E’ per proteggere questo polmone verde indispensabile per l’umanità intera ma, soprattutto, per cercare di ridurre la povertà ancora endemica in un paese potenzialmente ricco che il 30 ottobre 2022 torneranno alle urne oltre 156 milioni di brasiliani, su una popolazione di 210 milioni. E di questi il 5 per cento circa vive con meno di 2 dollari al giorno (dati della Banca Mondiale). Vale a dire, circa dieci milioni di persone non possono permettersi nemmeno il cibo per sopravvivere. Una situazione che la pandemia ha solo aggravato: la sanità brasiliana ha mostrato tutta la sua fragilità, inefficienza, mancanza di mezzi, in parte legata (o cavalcata) da Bolsonaro che ha spavaldamente negato, o ridimensionato, la presenza e la virulenza del Covid.


Guardando però oltre i confini gialloverdi, l’elezione del nuovo Capo dello Stato di Brasilia fa porre l’attenzione sugli equilibri del Sud America, che le recenti consultazioni in altri paesi hanno modificato. È il caso di ricordare la vittoria vittorie di Gabriel Boric in Cile, fino a poco tempo fa un leader studentesco spinto a La Moneda sull’onda delle vibranti proteste sociali del 2019, o di Gustavo Petro, primo leader di sinistra a conquistare la presidenza della Colombia. Il ritorno in sella di Lula rappresenterebbe, in questo scenario, una affermazione di peso e rilievo, pur nella consapevolezza che l’attuale sinistra sudamericana non è la stessa dei primi anni Duemila.

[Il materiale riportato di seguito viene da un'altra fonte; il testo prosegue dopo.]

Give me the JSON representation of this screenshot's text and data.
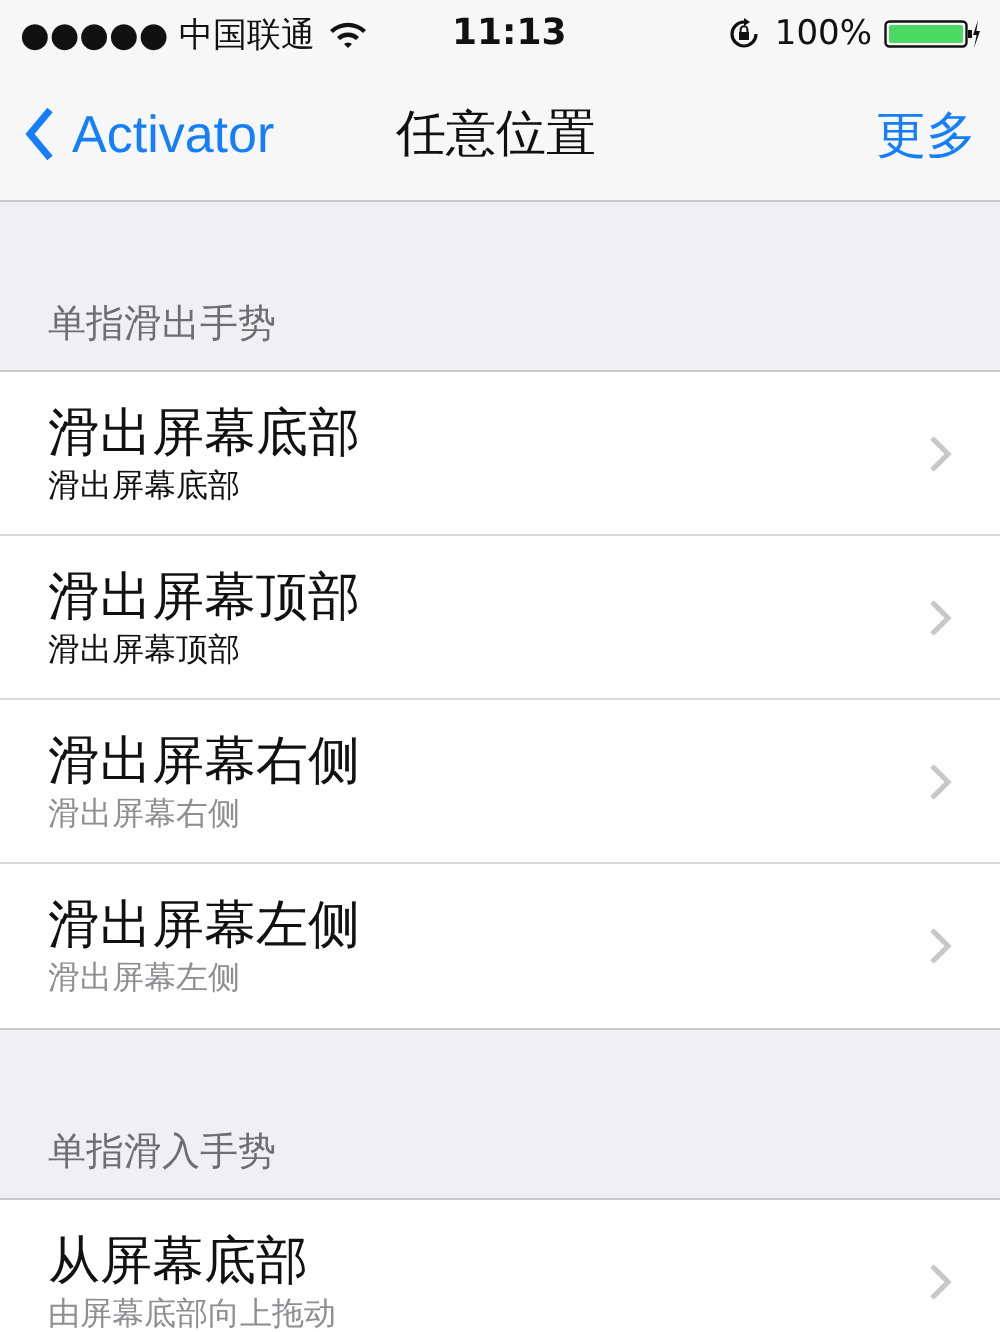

Un’accademica colombiana, Sandra Borda Guzman, ne sottolinea le profonde differenze: “Nel caso dell’America latina, c’è un movimento verso la sinistra ma non è la stessa sinistra di una decade fa, non è l’ondata rossa dei tempi di Chávez, Lula, Unasur e la Comunità di Stati Latinoamericani e dei Caraibi (Celac). Credo che questo movimento è di una sinistra diversa, un po’ più moderna e con l’intenzione di agire collettivamente ma sotto premesse differenti”.
Anche qui, Brasile in testa, verso una prospettiva progressista dai tratti liberal riformisti? Presto per dirlo mentre già, sul fronte opposto (sovranista, nazionalista e populista), si agitano gli spettri dei brogli al ballotaggio.
Bolsonaro come Trump? Chi può escluderlo. Con il rischio di una replica dell’assalto al Campidoglio a Brasilia, la giovane capitale omaggio al genio di Oscar Nyemeier.